Kathleen McAfee received a doctorate in geography from the University of California, Berkeley, after a career in international development, including 10 years as a policy analyst for Oxfam. As Associate Professor of International Relations at the San Francisco State University (SFSU,) she teaches courses and advises students in international political economy (undergraduate and postgraduate); globalization and development (undergraduate and postgraduate); global food and hunger; and global environmental policy (postgraduate). Before coming to SFSU, Kathleen taught at Yale University and then held the Fulbright Canada Research Chair in Sustainability in 2005-06. She has been a consultant to United Nations agencies and maintains ties with research centers, and NGOs, and activist social movements in different world regions. Her current research focuses on "selling nature to save it": payment for ecosystem services, carbon markets, and alternative approaches that link climate change, conservation, and development. She has authored a book, Storm Signals: Structural Adjustment and Development Alternatives, and many magazine and journal articles about environment, hunger, agriculture, biotechnology trade, debt, and social justice. Her main field-research regions outside the United States are in Latin America, especially Mexico and the Caribbean.
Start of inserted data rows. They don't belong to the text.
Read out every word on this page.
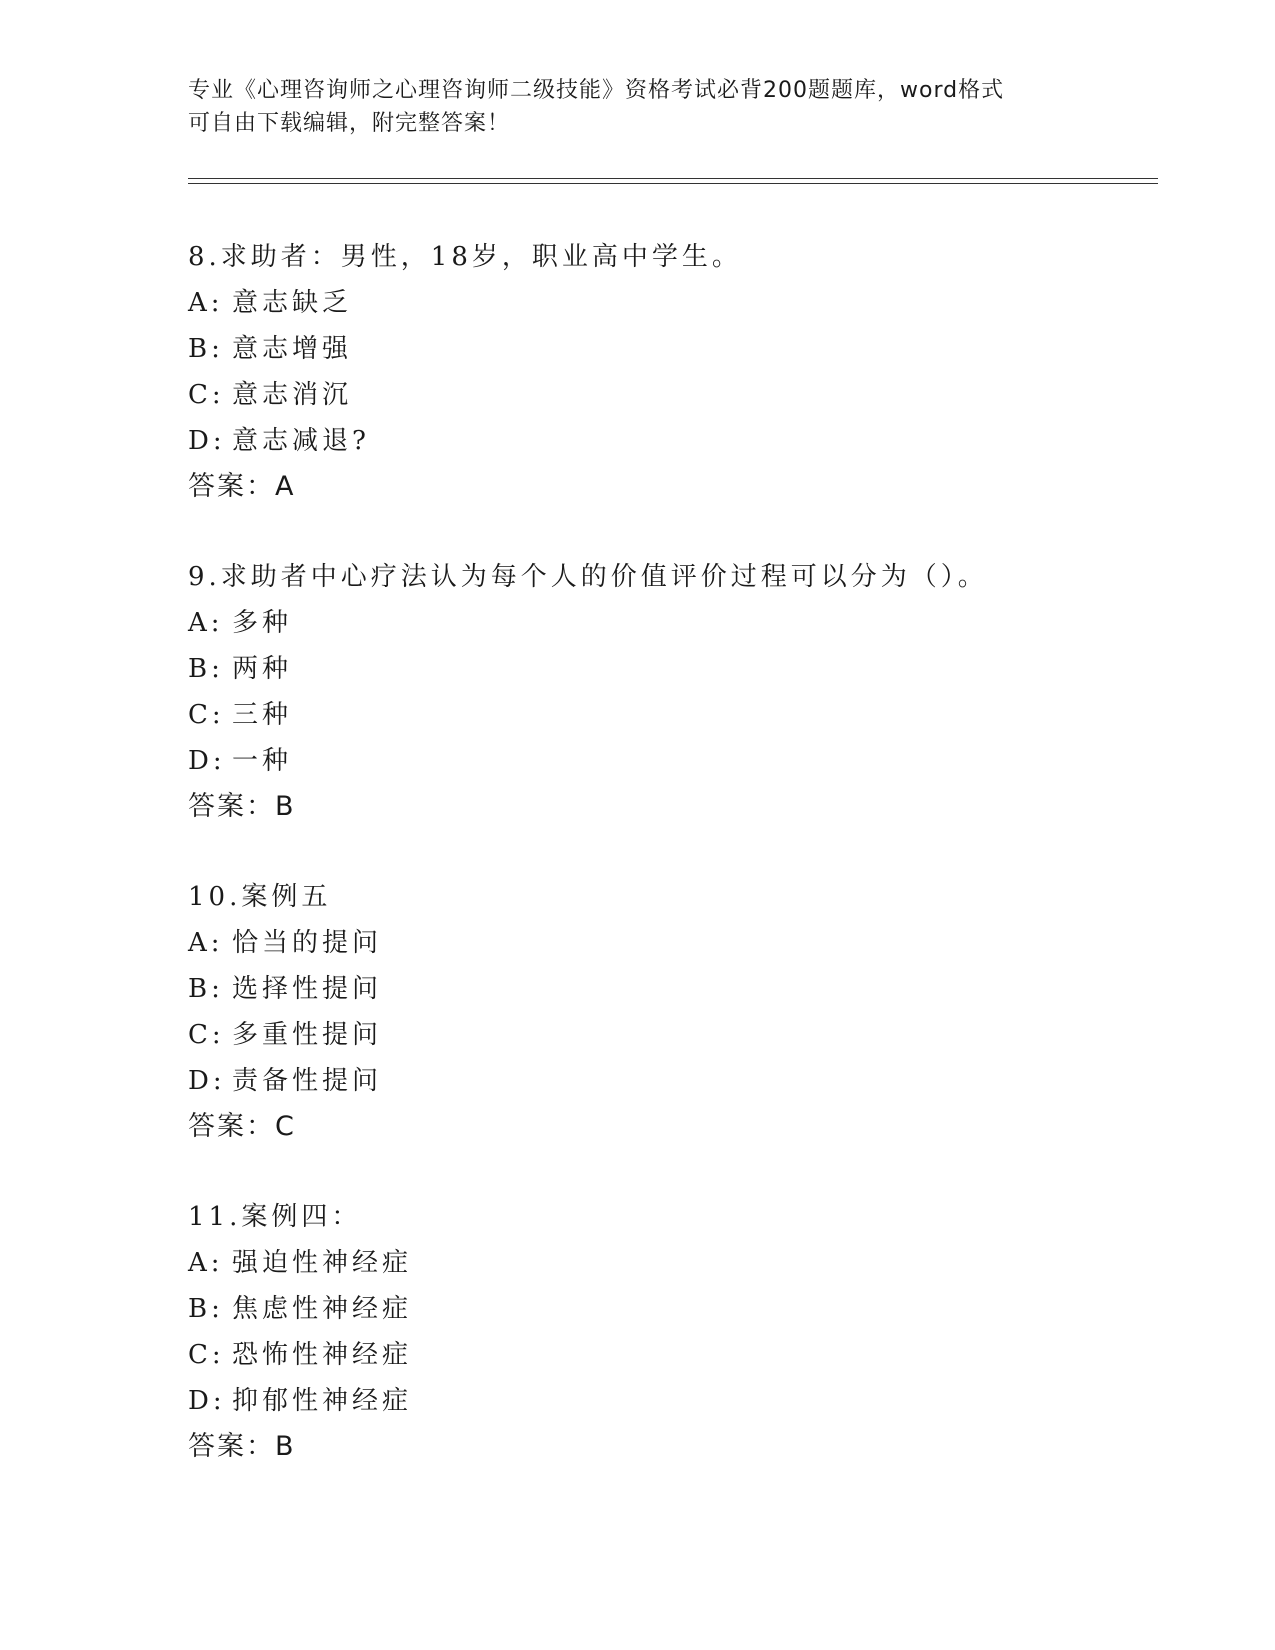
专业《心理咨询师之心理咨询师二级技能》资格考试必背200题题库，word格式
可自由下载编辑，附完整答案！
8.求助者：男性，18岁，职业高中学生。
A: 意志缺乏
B: 意志增强
C: 意志消沉
D: 意志减退?
答案：A
9.求助者中心疗法认为每个人的价值评价过程可以分为（）。
A: 多种
B: 两种
C: 三种
D: 一种
答案：B
10.案例五
A: 恰当的提问
B: 选择性提问
C: 多重性提问
D: 责备性提问
答案：C
11.案例四：
A: 强迫性神经症
B: 焦虑性神经症
C: 恐怖性神经症
D: 抑郁性神经症
答案：B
RCC Research Project: Green Economy and Its Others: Scarcity, Rights, and Abundance

Lunchtime Colloquium Video - Green Economy or Buen Vivir: Can Capitalism Save Itself?


Selected publications:

  • "The Post- and Future Politics of Green Economy and REDD." In The Politics of Carbon Markets, edited by Richard Lane and Benjamin Stephan, 237–60. London, UK: Routledge/Earthscan, 2014.
  • "The Contradictory Logic of Global Ecosystem-Services Markets." Development and Change 43, no. 1 (2012): 105–31
  • "Nature in the Market-World: Ecosystem Services and Inequality." Development 55, no. 1 (2012): 25–33.
  • "Payments for Ecosystem Services in Mexico: Nature, Neoliberalism, Social Movements and the State." Annals of the Association of American Geographers 100, no. 3 (2010): 579–59. (co-authored with E. Shapiro)
  • "Neoliberalism on the Molecular Scale: Economic and Genetic Reductionism in Biotechnology Battles." Geoforum 34, no. 2 (2003 ): 203–19.
  • "Selling Nature To Save It? Biodiversity and Green Developmentalism." Environment and Planning D: Society and Space 17, no. 2 (1999): 133–54.